He held very still.
“Tell me!”
Then he did tell me. But he closed his eyes first. “I slept with someone.”
***
I HADN’T BEENwrong. I knew that’s where he was headed. But the words, once they were spoken, meant the end. They severed us. That was it. He’d made a choice, but I’d made a choice, too. I’m sure I felt many things at that moment, but the only one I remember is loneliness.
“Who?” I said.
“It doesn’t matter.”
“It does fucking matter.”
Chip stood up then—too fast—and knocked his chair over. It clattered to the floor. He didn’t pick it up, just paced around the foot of the bed. “Tara,” he admitted at last.

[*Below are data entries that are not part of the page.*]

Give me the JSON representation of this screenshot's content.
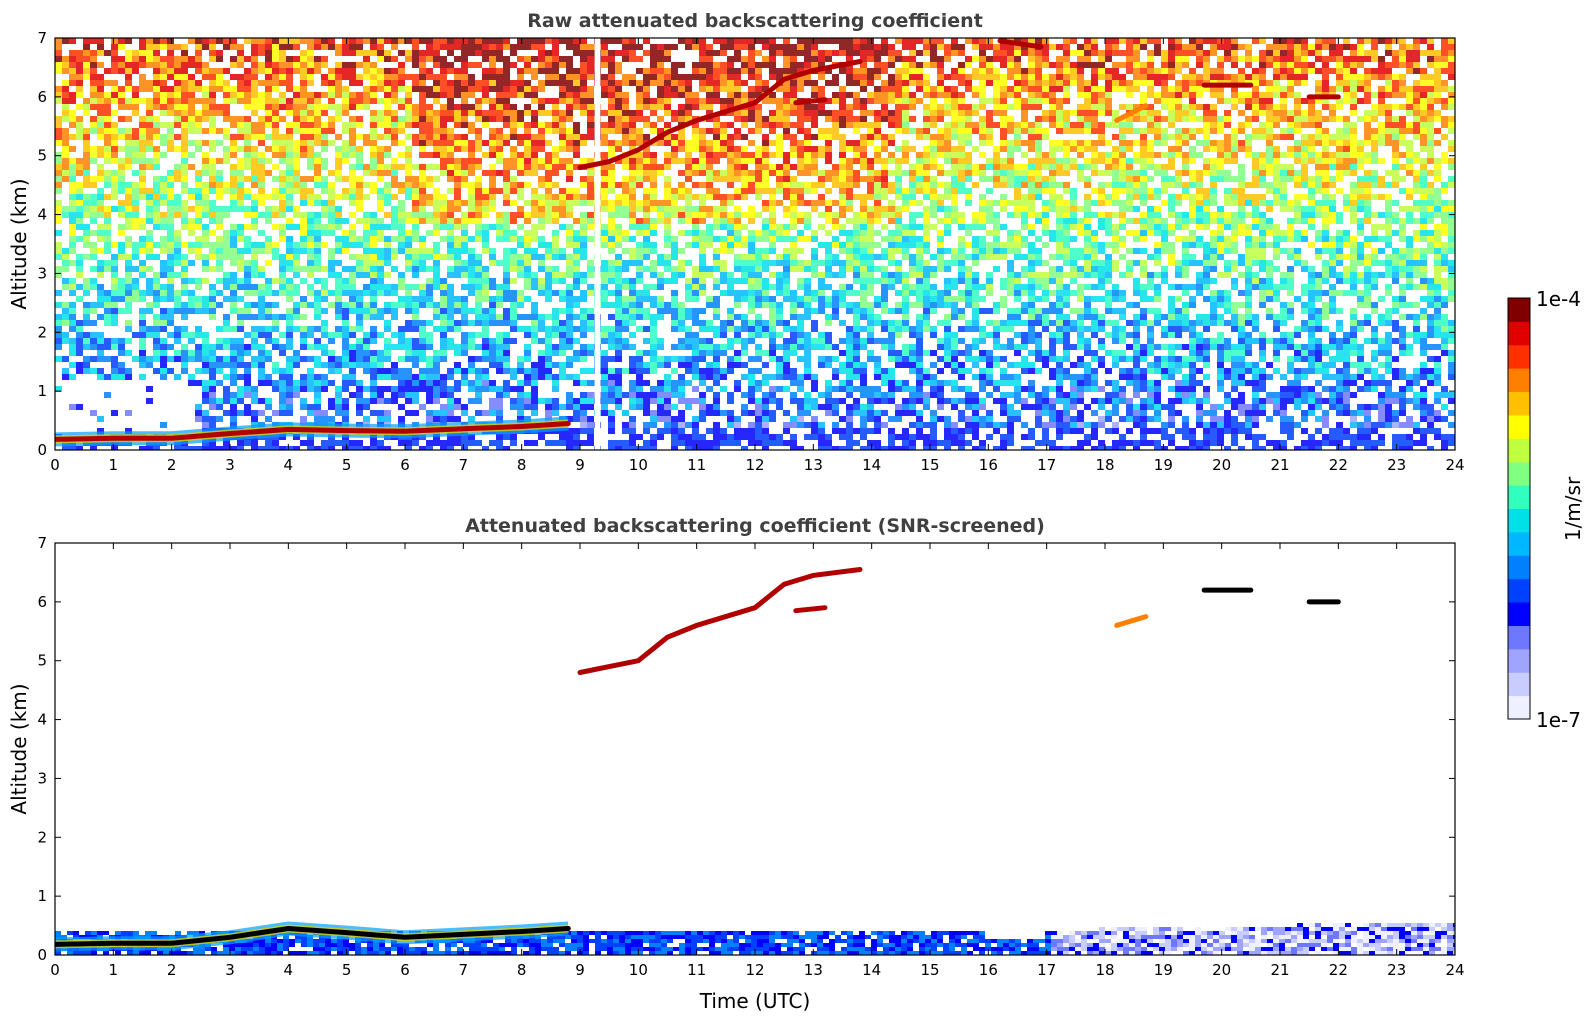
{
  "chart_data": [
    {
      "type": "heatmap",
      "title": "Raw attenuated backscattering coefficient",
      "xlabel": "",
      "ylabel": "Altitude (km)",
      "xlim": [
        0,
        24
      ],
      "ylim": [
        0,
        7
      ],
      "xticks": [
        0,
        1,
        2,
        3,
        4,
        5,
        6,
        7,
        8,
        9,
        10,
        11,
        12,
        13,
        14,
        15,
        16,
        17,
        18,
        19,
        20,
        21,
        22,
        23,
        24
      ],
      "yticks": [
        0,
        1,
        2,
        3,
        4,
        5,
        6,
        7
      ],
      "grid": false,
      "background": "noisy backscatter field, high signal aloft (yellow/red), low near surface (blue)",
      "data_gap": {
        "x": [
          9.25,
          9.35
        ],
        "color": "#ffffff"
      },
      "features": [
        {
          "name": "boundary layer top",
          "points": [
            [
              0,
              0.18
            ],
            [
              1,
              0.2
            ],
            [
              2,
              0.2
            ],
            [
              3,
              0.28
            ],
            [
              4,
              0.35
            ],
            [
              5,
              0.33
            ],
            [
              6,
              0.32
            ],
            [
              7,
              0.36
            ],
            [
              8,
              0.4
            ],
            [
              8.8,
              0.45
            ]
          ],
          "level": "high"
        },
        {
          "name": "mid-level cloud layer",
          "points": [
            [
              9,
              4.8
            ],
            [
              9.5,
              4.9
            ],
            [
              10,
              5.1
            ],
            [
              10.5,
              5.4
            ],
            [
              11,
              5.6
            ],
            [
              12,
              5.9
            ],
            [
              12.5,
              6.3
            ],
            [
              13,
              6.45
            ],
            [
              13.8,
              6.6
            ]
          ],
          "level": "high"
        },
        {
          "name": "secondary cloud",
          "points": [
            [
              12.7,
              5.9
            ],
            [
              13.2,
              5.95
            ]
          ],
          "level": "high"
        },
        {
          "name": "upper cloud",
          "points": [
            [
              16.2,
              6.95
            ],
            [
              16.9,
              6.85
            ]
          ],
          "level": "high"
        },
        {
          "name": "cloud patch",
          "points": [
            [
              18.2,
              5.6
            ],
            [
              18.7,
              5.85
            ]
          ],
          "level": "medium"
        },
        {
          "name": "cloud layer",
          "points": [
            [
              19.7,
              6.2
            ],
            [
              20.5,
              6.2
            ]
          ],
          "level": "high"
        },
        {
          "name": "thin cloud",
          "points": [
            [
              21.5,
              6.0
            ],
            [
              22,
              6.0
            ]
          ],
          "level": "high"
        }
      ]
    },
    {
      "type": "heatmap",
      "title": "Attenuated backscattering coefficient (SNR-screened)",
      "xlabel": "Time (UTC)",
      "ylabel": "Altitude (km)",
      "xlim": [
        0,
        24
      ],
      "ylim": [
        0,
        7
      ],
      "xticks": [
        0,
        1,
        2,
        3,
        4,
        5,
        6,
        7,
        8,
        9,
        10,
        11,
        12,
        13,
        14,
        15,
        16,
        17,
        18,
        19,
        20,
        21,
        22,
        23,
        24
      ],
      "yticks": [
        0,
        1,
        2,
        3,
        4,
        5,
        6,
        7
      ],
      "grid": false,
      "background": "white where screened",
      "features": [
        {
          "name": "boundary layer top",
          "points": [
            [
              0,
              0.18
            ],
            [
              1,
              0.2
            ],
            [
              2,
              0.2
            ],
            [
              3,
              0.3
            ],
            [
              4,
              0.45
            ],
            [
              5,
              0.38
            ],
            [
              6,
              0.3
            ],
            [
              7,
              0.35
            ],
            [
              8,
              0.4
            ],
            [
              8.8,
              0.45
            ]
          ],
          "level": "saturated"
        },
        {
          "name": "mid-level cloud layer",
          "points": [
            [
              9,
              4.8
            ],
            [
              9.5,
              4.9
            ],
            [
              10,
              5.0
            ],
            [
              10.5,
              5.4
            ],
            [
              11,
              5.6
            ],
            [
              12,
              5.9
            ],
            [
              12.5,
              6.3
            ],
            [
              13,
              6.45
            ],
            [
              13.8,
              6.55
            ]
          ],
          "level": "high"
        },
        {
          "name": "secondary cloud",
          "points": [
            [
              12.7,
              5.85
            ],
            [
              13.2,
              5.9
            ]
          ],
          "level": "high"
        },
        {
          "name": "cloud patch",
          "points": [
            [
              18.2,
              5.6
            ],
            [
              18.7,
              5.75
            ]
          ],
          "level": "medium"
        },
        {
          "name": "cloud layer",
          "points": [
            [
              19.7,
              6.2
            ],
            [
              20.5,
              6.2
            ]
          ],
          "level": "saturated"
        },
        {
          "name": "thin cloud",
          "points": [
            [
              21.5,
              6.0
            ],
            [
              22,
              6.0
            ]
          ],
          "level": "saturated"
        }
      ]
    }
  ],
  "colorbar": {
    "label": "1/m/sr",
    "max_label": "1e-4",
    "min_label": "1e-7",
    "colormap": "jet",
    "colors": [
      "#eef0ff",
      "#c8ccff",
      "#9ea4ff",
      "#6e78ff",
      "#0000ff",
      "#0040ff",
      "#0080ff",
      "#00b8ff",
      "#00e0e8",
      "#30ffc0",
      "#80ff80",
      "#c0ff40",
      "#ffff00",
      "#ffc000",
      "#ff8000",
      "#ff3000",
      "#e00000",
      "#800000"
    ]
  }
}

“Your old girlfriend, Tara? The one you call the Whiner?”
He nodded.
“You don’t even like her!”
“I know.”
I didn’t even know where to start. “Chip.” It was more of a sigh than a word.
“She saw my post about you on Facebook, and she got in touch. She started coming by to check on me. She brought soup.”
“She broughtsoup?”
He shrugged. “I wasn’t eating. She was concerned. And then one thing led to another.”
“Don’t tell me.” I felt it like a gasp: I didn’t want to know.
But now I’d gotten him going. “She came by one night and found me crying—”
“Am I supposed to pity you?”
“—and I just couldn’t pull it together. And so she just kind of put her arms around me—”
“Stop.”
“—and kind of cradled me—“
“Chip. Shut it down.”
“—and the next thing I knew, we were kissing—”
“Stop! I’m fucking serious! Stop!” I didn’t realize how loud I was shouting.
Right then, the door to my room pushed open, and Ian walked in.
He eyed Chip for a second before turning to me. “Everything all right?”
“Get the hell out, man,” Chip said. “We’re talking.”
Ian kept his eyes on me. “I wasn’t asking you, prick.”